Faura no se engañó. Podía preguntarse por qué los jefes de la columna enemiga estaban cometiendo con su propia gente el crimen y el disparate de arrojarla contra aquella puerta para entrar en una ciudad que ya habían expugnado por otro sitio. Podía admirarse ante el heroísmo inconsciente e inútil de los legionarios. Pero lo que estaba claro era que en aquel instante la resistencia ya no tenía sentido, más allá del gesto. Y pensó que su deber ahora era otro. Llamó a Ramírez.
– Mi teniente, Toribio me dice que hay ya fuerzas fascistas dentro -le informó-. Que han pasado por Puerta Pilar.
– Entonces…
Una nueva oleada salía contra la muralla. Sus aullidos de guerra y el fuego de las ametralladoras apagaron la voz indecisa de Ramírez.
– Repelemos ésta y nos vamos -le gritó Faura-. Hacia la Puerta de Palmas o la de Carros. Para escapar por allí.
La tercera oleada y su cobertura fueron terroríficas. En la barricada ya no quedó casi nadie disparando, y en los baluartes empezó a flaquear la resistencia. Más de un miliciano abandonó su puesto bajo aquel vendaval de plomo, y otros cayeron abatidos por él. Cuando quiso echar cuentas, Faura sólo tenía a Toribio, Corral y Pajuelo. Y éste con un balazo en el hombro, del que, no obstante, no se quejaba. El sargento Robles estaba desplomado sobre su ametralladora, y los soldados se habían esfumado. En una tregua del fuego, buscó a Ramírez con la mirada. El teniente, que había cogido el fusil de uno de sus hombres caídos, aprobó su muda sugerencia. Faura se colocó entonces tras la ametralladora y metió un cargador.
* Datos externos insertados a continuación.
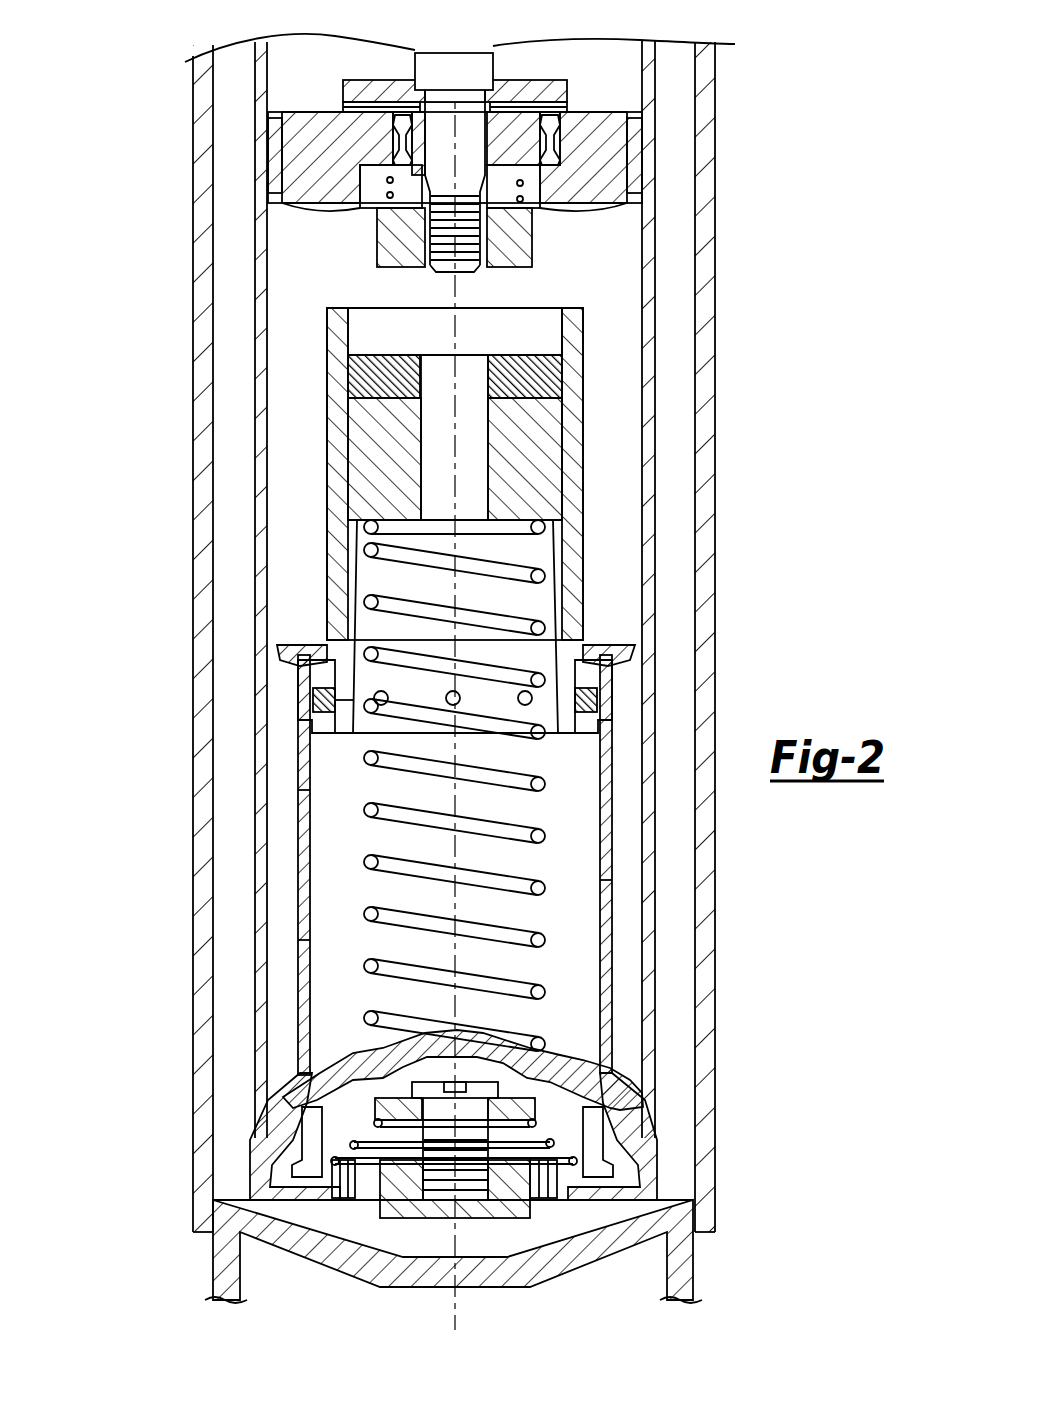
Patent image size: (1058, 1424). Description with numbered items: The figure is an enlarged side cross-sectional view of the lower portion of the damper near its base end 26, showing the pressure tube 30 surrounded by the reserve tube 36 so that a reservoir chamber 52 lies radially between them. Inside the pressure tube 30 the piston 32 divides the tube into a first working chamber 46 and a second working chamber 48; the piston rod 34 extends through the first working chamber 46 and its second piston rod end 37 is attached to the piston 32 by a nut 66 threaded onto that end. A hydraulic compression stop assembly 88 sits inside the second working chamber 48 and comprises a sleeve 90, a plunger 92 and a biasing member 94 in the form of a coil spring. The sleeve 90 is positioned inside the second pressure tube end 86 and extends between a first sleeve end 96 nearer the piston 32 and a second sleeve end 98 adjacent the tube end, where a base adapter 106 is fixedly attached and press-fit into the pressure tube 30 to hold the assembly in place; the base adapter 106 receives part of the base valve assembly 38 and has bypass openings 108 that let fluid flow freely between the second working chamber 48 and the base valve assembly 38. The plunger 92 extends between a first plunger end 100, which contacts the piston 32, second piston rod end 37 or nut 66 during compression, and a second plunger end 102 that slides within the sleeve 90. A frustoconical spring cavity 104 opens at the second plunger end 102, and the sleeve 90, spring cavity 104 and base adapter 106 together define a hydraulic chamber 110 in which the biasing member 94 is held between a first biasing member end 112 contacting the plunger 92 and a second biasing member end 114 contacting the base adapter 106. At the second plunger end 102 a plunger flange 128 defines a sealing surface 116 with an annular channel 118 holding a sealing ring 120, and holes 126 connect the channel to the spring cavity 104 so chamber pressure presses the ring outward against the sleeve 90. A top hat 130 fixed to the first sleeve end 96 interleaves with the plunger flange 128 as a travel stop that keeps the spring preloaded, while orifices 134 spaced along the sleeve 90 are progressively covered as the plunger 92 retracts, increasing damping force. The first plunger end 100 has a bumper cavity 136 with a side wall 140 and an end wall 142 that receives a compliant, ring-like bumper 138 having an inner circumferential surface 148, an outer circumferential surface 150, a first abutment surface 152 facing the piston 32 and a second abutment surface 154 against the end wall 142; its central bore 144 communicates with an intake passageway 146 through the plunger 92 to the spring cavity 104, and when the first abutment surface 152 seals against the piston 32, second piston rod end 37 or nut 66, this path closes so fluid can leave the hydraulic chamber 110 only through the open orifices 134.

The base end 26 is at (164, 1263).
The pressure tube 30 is at (263, 748).
The piston 32 is at (600, 104).
The piston rod 34 is at (437, 70).
The reserve tube 36 is at (203, 318).
The second piston rod end 37 is at (480, 236).
The base valve assembly 38 is at (367, 1220).
The first working chamber 46 is at (294, 90).
The second working chamber 48 is at (289, 502).
The reservoir chamber 52 is at (684, 432).
The nut 66 is at (395, 228).
The second pressure tube end 86 is at (660, 1133).
The hydraulic compression stop assembly 88 is at (604, 622).
The sleeve 90 is at (613, 913).
The plunger 92 is at (540, 432).
The biasing member 94 is at (546, 832).
The first sleeve end 96 is at (612, 678).
The second sleeve end 98 is at (618, 1076).
The first plunger end 100 is at (590, 326).
The second plunger end 102 is at (331, 752).
The spring cavity 104 is at (396, 598).
The base adapter 106 is at (294, 1107).
The bypass openings 108 is at (334, 1140).
The hydraulic chamber 110 is at (615, 885).
The first biasing member end 112 is at (368, 527).
The second biasing member end 114 is at (546, 1050).
The sealing surface 116 is at (300, 688).
The annular channel 118 is at (332, 690).
The sealing ring 120 is at (598, 700).
The holes 126 is at (522, 692).
The plunger flange 128 is at (622, 636).
The top hat 130 is at (300, 652).
The orifices 134 is at (300, 883).
The bumper cavity 136 is at (550, 338).
The bumper 138 is at (355, 388).
The side wall 140 is at (355, 338).
The end wall 142 is at (495, 384).
The central bore 144 is at (440, 398).
The intake passageway 146 is at (526, 508).
The inner circumferential surface 148 is at (479, 384).
The outer circumferential surface 150 is at (565, 378).
The first abutment surface 152 is at (382, 350).
The second abutment surface 154 is at (395, 400).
Se dirigió a los suyos:
– Id abajo, ahora os sigo yo. Rápido. Ramírez entre tanto replegaba a sus hombres. A aquellas alturas le seguía media docena. La mayoría de los demás habían caído. Otros, al ver desmoronarse la defensa, intentaban ya ponerse a salvo.
Faura vació el cargador contra un pelotón que arremetía contra la barricada. No disfrutó acribillando a aquellos hombres, trocando su arranque de coraje en un apelotonamiento de muñecos desarticulados. A otros les cabría juzgar que sólo eran criaturas fanáticas y enajenadas, y que recibían lo que se merecían; pero eso nunca podría ser Faura quien lo dijera. Había probado en carne propia, como ellos, hasta dónde podían escapársele a uno las consecuencias de sus actos, y aun los actos mismos. Y más allá de otras consideraciones, nunca iba a sentirse autorizado a menospreciar a quienes lo daban todo, por más errores que creyera poder imputarles.